Rouhani’s moment: On Iran President's re-election

His emphatic re-election as Iran’s President gives the reformist agenda a chance

May 22, 2017 12:02 am | Updated 11:54 pm IST

The resounding victory of President Hassan Rouhani , who had sought re-election on a platform of moderation and engagement with the outside world, is a strong endorsement by the Iranian people for political change. He won one of the most polarised elections in Iran’s recent history, one in which the clerical establishment backed a candidate who was running against a sitting President. The hardliners rallied behind Ebrahim Raisi, who challenged Mr. Rouhani’s economic policies, slammed his outreach to the West and even flung corruption allegations against him. Still Mr. Rouhani won 57% of the vote against Mr. Raisi’s 38.5%. In 2013, Mr. Rouhani was an accidental candidate of the moderates. It was a time when the moderate movement had not recovered from the 2009 crackdown by the state apparatus after Mahmoud Ahmadinejad’s controversial re-election. Then both the moderates and centrists led by former President Akbar Rafsanjani backed Mr. Rouhani as a consensus candidate. This time there was no Rafsanjani; Mr. Rouhani fought on his own. During the campaign, he assailed Iran’s deep state in a way no sitting President had done. He reached out to women and the ethnic and religious minorities. The numbers suggest a vast majority of Iranians repose great faith in this cleric who promises them hope and change.

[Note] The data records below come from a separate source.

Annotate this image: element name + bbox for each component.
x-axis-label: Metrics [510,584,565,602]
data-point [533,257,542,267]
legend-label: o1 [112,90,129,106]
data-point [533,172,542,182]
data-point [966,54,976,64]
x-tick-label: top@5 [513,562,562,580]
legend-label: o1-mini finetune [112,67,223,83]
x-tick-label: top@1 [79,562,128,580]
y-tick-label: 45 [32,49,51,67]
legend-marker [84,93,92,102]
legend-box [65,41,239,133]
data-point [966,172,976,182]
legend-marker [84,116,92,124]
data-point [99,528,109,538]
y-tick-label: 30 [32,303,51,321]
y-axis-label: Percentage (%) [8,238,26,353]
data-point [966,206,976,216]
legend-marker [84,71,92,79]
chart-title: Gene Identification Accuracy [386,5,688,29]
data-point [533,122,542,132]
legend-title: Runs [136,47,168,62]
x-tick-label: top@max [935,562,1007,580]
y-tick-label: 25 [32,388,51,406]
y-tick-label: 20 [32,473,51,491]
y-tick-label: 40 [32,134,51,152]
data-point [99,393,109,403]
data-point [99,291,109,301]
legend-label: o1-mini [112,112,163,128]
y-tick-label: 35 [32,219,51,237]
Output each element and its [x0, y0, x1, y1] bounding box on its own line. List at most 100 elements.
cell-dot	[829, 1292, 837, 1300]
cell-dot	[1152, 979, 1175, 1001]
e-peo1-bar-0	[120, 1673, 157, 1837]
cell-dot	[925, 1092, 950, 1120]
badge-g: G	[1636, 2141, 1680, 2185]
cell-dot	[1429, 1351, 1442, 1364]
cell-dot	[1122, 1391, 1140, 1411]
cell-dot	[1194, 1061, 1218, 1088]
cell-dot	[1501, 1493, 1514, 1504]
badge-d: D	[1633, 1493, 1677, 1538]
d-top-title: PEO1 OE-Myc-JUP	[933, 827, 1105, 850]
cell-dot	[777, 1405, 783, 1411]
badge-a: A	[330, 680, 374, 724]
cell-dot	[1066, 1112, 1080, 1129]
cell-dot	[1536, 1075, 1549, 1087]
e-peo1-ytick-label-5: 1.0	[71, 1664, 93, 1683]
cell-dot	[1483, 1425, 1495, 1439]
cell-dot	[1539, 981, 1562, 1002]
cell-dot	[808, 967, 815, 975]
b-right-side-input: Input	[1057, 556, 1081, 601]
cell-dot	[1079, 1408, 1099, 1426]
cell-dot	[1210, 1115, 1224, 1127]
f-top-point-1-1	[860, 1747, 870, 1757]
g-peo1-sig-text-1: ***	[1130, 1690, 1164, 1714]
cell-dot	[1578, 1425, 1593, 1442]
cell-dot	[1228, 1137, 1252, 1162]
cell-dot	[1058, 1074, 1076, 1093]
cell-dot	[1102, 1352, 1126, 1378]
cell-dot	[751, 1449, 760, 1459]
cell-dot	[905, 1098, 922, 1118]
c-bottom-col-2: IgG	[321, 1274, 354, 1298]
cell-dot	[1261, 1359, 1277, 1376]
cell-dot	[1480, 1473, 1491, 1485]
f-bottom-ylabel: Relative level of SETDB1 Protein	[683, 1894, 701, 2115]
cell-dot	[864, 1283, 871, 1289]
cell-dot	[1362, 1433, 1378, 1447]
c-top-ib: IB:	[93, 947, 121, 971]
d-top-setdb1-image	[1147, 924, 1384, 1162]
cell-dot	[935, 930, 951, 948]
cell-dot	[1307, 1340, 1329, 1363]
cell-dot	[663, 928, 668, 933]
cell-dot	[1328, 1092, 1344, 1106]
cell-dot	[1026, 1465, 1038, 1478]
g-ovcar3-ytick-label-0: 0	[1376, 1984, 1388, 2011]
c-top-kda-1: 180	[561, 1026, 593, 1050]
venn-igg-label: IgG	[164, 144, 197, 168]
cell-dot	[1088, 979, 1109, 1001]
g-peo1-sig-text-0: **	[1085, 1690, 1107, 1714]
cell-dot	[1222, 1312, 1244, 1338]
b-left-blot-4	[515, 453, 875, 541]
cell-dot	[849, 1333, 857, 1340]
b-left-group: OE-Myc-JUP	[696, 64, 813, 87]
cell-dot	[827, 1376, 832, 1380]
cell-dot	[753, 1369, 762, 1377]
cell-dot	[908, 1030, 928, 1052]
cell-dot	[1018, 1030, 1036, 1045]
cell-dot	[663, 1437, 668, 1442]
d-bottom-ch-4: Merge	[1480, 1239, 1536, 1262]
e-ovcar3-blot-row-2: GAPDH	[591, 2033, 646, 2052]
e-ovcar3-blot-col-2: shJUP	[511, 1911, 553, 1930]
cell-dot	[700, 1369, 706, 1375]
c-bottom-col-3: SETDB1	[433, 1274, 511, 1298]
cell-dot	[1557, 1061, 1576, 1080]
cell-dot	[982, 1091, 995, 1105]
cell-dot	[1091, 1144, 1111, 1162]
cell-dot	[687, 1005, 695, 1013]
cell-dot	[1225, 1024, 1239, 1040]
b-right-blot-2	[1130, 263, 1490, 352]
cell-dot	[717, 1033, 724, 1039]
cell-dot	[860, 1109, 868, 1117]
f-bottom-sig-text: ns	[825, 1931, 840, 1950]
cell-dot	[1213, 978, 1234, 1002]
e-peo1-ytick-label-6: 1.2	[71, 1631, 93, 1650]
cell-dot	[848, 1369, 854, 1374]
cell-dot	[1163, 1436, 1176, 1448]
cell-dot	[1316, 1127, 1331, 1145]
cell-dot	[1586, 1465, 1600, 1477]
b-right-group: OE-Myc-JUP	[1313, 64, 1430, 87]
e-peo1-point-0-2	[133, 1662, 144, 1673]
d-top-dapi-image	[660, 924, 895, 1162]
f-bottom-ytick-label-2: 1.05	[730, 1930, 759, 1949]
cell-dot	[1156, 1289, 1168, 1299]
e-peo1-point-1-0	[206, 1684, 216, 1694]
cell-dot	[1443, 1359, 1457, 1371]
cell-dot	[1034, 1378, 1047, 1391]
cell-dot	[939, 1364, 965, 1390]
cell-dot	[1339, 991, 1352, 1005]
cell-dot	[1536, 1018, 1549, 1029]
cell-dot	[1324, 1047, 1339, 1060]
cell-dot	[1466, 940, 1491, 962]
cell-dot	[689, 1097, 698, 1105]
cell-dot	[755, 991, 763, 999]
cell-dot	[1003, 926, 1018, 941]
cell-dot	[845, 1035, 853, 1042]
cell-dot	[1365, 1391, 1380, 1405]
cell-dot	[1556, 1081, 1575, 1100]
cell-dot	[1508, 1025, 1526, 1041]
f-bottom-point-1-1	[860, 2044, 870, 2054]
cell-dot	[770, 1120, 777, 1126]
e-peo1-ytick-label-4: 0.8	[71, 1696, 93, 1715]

Now that he has won, the spotlight turns on the challenges ahead. In the first term, Mr. Rouhani treaded cautiously. His focus was on the nuclear negotiations Iran was undertaking with six world powers and he was averse to upsetting the conservative establishment. His record in offering more civil liberties fell short of expectations as young Iranians are still waiting for meaningful changes in the clergy-defined social order. The reformist politicians who were put under house arrest in 2011 are still not free, and Mr. Rouhani hardly spoke for them during his first term. And unemployment has not eased under his government. Now that the nuclear deal is done and he has a second term, it is time for Mr. Rouhani to act boldly. It is unrealistic to expect radical changes in a society that is tightly controlled by the Ayatollahs. Though the President is the highest elected official of the republic, real powers lie in the hands of the Supreme Leader. Any attempt to introduce rapid changes will meet with strong resistance from the deep state. But Presidents can pursue a gradualist reform agenda with popular support. Over the years, Iranian civil society, working within several constraints, has kept the moderate current that powers this reform agenda alive, in sharp contrast to several other countries in West Asia where elections are a sham and dissent is a crime. Mr. Rouhani’s biggest challenge is to respond to this current constructively, by launching gradual reforms at home that offer more civil liberties and better economic opportunities to the people.